En ese periplo, Trotsky se zambulle hacia el interior de la cultura de una Rusia inhóspita y lanzada al abandono, indagando sus costumbres e idiomas y encontrándose, de vez en cuando, con algún socialdemócrata, ya que, la primera revolución rusa tenía sus expresiones aún en estos lugares tan recónditos, deparándole grandes sorpresas.

Las ideas de la muerte y de la cárcel acecharon a Trotsky durante todo el relato, aunque él y sus compañeros consiguieron sobrevivir a una casi segura muerte, a la que, en los hechos, habían sido condenados por el zarismo. Lo lograron, gracias a la valentía de sus actos, que los ubicaron -incluso para sus enemigos de clase- como representantes auténticos de un pueblo, que, durante el traslado y posterior fuga, expresó diferentes grados de solidaridad y admiración.

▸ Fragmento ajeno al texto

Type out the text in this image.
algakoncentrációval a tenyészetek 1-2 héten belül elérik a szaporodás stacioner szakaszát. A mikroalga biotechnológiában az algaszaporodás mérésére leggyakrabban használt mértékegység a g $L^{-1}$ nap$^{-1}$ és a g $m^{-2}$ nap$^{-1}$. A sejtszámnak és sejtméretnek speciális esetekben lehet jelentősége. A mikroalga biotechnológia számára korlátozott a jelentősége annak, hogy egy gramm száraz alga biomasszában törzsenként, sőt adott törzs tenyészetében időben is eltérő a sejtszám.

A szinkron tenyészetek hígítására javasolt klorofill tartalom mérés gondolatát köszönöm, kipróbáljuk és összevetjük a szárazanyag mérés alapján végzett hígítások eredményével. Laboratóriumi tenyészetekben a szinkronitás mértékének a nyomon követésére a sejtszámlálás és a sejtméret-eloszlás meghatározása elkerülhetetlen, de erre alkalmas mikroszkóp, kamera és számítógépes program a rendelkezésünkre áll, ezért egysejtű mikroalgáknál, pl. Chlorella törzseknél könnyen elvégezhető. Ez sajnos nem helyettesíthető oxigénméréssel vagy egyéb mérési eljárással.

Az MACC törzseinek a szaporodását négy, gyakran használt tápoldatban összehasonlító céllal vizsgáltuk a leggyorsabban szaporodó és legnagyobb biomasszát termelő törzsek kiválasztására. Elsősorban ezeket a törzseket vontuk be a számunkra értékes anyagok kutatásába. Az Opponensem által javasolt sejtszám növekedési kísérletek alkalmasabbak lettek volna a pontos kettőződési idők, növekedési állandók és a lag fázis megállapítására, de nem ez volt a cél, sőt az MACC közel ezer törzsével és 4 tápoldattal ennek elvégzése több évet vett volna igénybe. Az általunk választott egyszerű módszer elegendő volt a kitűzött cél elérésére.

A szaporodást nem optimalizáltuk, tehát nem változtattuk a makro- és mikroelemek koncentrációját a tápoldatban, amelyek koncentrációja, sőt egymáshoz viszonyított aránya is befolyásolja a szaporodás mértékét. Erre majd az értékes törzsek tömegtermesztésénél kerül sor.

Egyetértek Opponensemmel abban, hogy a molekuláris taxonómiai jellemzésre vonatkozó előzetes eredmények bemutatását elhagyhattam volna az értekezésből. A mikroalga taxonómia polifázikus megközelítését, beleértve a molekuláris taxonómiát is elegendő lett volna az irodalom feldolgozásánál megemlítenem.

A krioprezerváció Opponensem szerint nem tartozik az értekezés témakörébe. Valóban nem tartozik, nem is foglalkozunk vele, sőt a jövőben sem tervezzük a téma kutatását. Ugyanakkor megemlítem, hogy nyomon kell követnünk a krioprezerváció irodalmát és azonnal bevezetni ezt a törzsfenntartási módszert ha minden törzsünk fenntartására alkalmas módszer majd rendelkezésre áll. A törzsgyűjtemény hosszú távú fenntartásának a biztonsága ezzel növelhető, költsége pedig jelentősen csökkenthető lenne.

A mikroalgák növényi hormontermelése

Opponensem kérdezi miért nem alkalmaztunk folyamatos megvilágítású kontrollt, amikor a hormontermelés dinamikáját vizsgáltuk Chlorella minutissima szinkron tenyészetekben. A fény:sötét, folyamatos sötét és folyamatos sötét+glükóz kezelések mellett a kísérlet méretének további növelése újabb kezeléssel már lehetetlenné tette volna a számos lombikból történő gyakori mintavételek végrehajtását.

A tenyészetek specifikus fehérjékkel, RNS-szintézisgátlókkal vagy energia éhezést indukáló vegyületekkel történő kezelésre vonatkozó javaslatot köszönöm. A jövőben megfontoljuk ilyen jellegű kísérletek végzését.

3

Siendo consecuentes con la caracterización, no debemos analizar este texto por la ausencia de caracterizaciones y consignas, sino a través de la lupa con la que Trotsky describió al arte en su obra “Literatura y Revolución”: El arte no es un campo en que el partido esté llamado a comandar. Puede y debe proteger, ayudar y solo indirectamente dirigir” (…) “Porque es bueno que en el mundo exista no solo la política, sino también el arte. Es bueno que el arte sea inagotable en sus posibilidades, como la vida misma. En cierto sentido el arte es más rico que la vida, ya que puede aumentar y disminuir, aplicar colores brillantes o, al contrario, limitarse a un lápiz gris, puede presentar un mismo objeto desde diferentes ángulos e iluminarlo con diferentes luces. Napoleón hubo uno solo. Pero sus representaciones artísticas son innumerables”.

Mientras Trotsky se fuga de Siberia, comenzando una dura batalla contra el destierro, vamos sintiendo que viajamos con él arriba de ese trineo. Que nos enojamos con su conductor, Nikiflor, cada vez que parece no poder mantenerse en pie debido a su borrachera. También, por momentos, queremos convertirnos en reno para empujar más rápido -¡acelerando el escape!- y terminamos emocionándonos por su reencuentro con Natalia Sedova.

Zambulléndonos en este magnífico relato, sentimos la manera de soplar de aquel viento helado y, cómo todo lo que rodeaba al gran revolucionario y sus compañeros, estaba inmerso en tinieblas. Finalmente, terminamos con un grito incontenible que se escapa del pecho, que es un grito de Libertad y alegría, cuando Trotsky escribe “Mientras tanto el tren de la línea Perm- Kotlas me lleva adelante, adelante, siempre adelante”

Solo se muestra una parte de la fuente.